La spiaggia delle bambine
…Una volta arrivati, Silvano e Peppuccio facevano giri in macchina lungo le piste del vigneto, mentre Paolo accompagnava noi bambine in spiaggia. Era nascosta alla nostra vista dalle dune, una successione di grandi banchi di sabbia come onde di un mare asciutto e tormentato dai venti. Vi cresceva, protetta dalle acacie e dagli arbusti bruciati dalla salsedine, una straordinaria flora profumata: gigli selvatici, fiorellini simili ai narcisi e piante spinose con fiori piccini ma dall'aroma potente. Sulle dune non c'era anima viva, neanche un cane, neanche una capra avventurosa. Era territorio vergine; e sporco, ma di uno sporco tutto naturale che nulla aveva a che vedere con il torbido sporco umano: non un sacchetto di carta o di plastica, non una bottiglia di vetro, non uno straccio. Sulla sabbia dorata, finissima e coperta da rami volati via dalle dune e da quanto era stato portato dal mare — alghe secche o moribonde, conchiglie vuote, rottami di barche affondate —, scorrazzavano, padroni incontrastati, velocissimi scarafaggi. Noi ci toglievamo subito i sandali e correvamo, saltavamo, ci buttavamo sulla sabbia. Ci avventuravamo fino alle ginocchia nell'acqua, pulitissima e trasparente, con i pesciolini che ci nuotavano intorno alle caviglie;bastava grattare il fondo del mare per prendere una manciata di patelle, che poi mangiavamo aprendo le valve e succhiando il mollusco. Faceva caldo. Morivo dal desiderio di entrare nel mare, ma ci era proibito; immergevo le mani e mi leccavo la salsedine, dito per dito, lo sguardo fisso sulle onde.
Simonetta Agnello Hornby, Un filo d’olio, Sellerio
(Attività)
L'infinito alla stazione sull'oceano
Era una di quelle splendide giornate così tipiche della parte orientale di Long Island.
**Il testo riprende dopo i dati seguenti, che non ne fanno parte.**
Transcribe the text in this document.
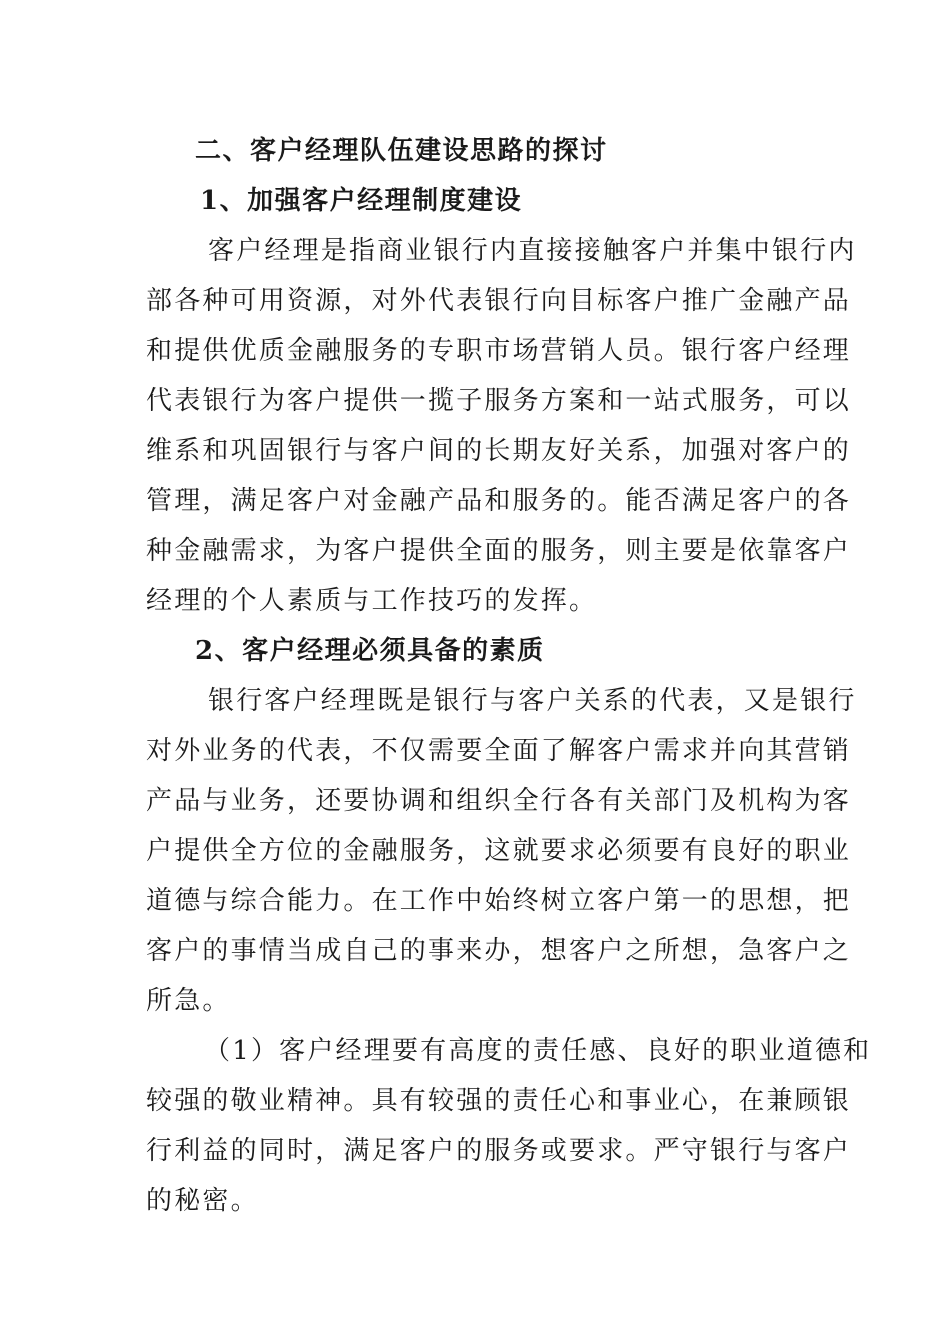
二、客户经理队伍建设思路的探讨
1、加强客户经理制度建设
客户经理是指商业银行内直接接触客户并集中银行内
部各种可用资源，对外代表银行向目标客户推广金融产品
和提供优质金融服务的专职市场营销人员。银行客户经理
代表银行为客户提供一揽子服务方案和一站式服务，可以
维系和巩固银行与客户间的长期友好关系，加强对客户的
管理，满足客户对金融产品和服务的。能否满足客户的各
种金融需求，为客户提供全面的服务，则主要是依靠客户
经理的个人素质与工作技巧的发挥。
2、客户经理必须具备的素质
银行客户经理既是银行与客户关系的代表，又是银行
对外业务的代表，不仅需要全面了解客户需求并向其营销
产品与业务，还要协调和组织全行各有关部门及机构为客
户提供全方位的金融服务，这就要求必须要有良好的职业
道德与综合能力。在工作中始终树立客户第一的思想，把
客户的事情当成自己的事来办，想客户之所想，急客户之
所急。
（1）客户经理要有高度的责任感、良好的职业道德和
较强的敬业精神。具有较强的责任心和事业心，在兼顾银
行利益的同时，满足客户的服务或要求。严守银行与客户
的秘密。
Eravamo a metà settimana, e il paese si era assestato nella quiete levigata che regnava sempre tra la domenica sera e il giovedì pomeriggio, quando ricominciavano ad arrivare i turisti del week end. Il cielo era di una meravigliosa sfumatura blu oceano, con sbuffi di nuvole immacolate, e intorno alla stazione era tutto un tripudio di gerani e balsamina. Un profumo di fieno e d'erba tagliata addolciva l'aria, mischiandosi al salmastro del mare.
In attesa del treno mi sporsi a guardare in fondo ai binari e vidi il punto in cui il verde cupo degli alberi si infoltiva, la terra si incurvava e le due linee nere si incontravano: l'infinito. A chi non sarebbe venuta in mente quella parola, dopo aver visto l'immagine sui libri delle elementari ?
Alice McDermott, Il nostro caro Billy, Einaudi.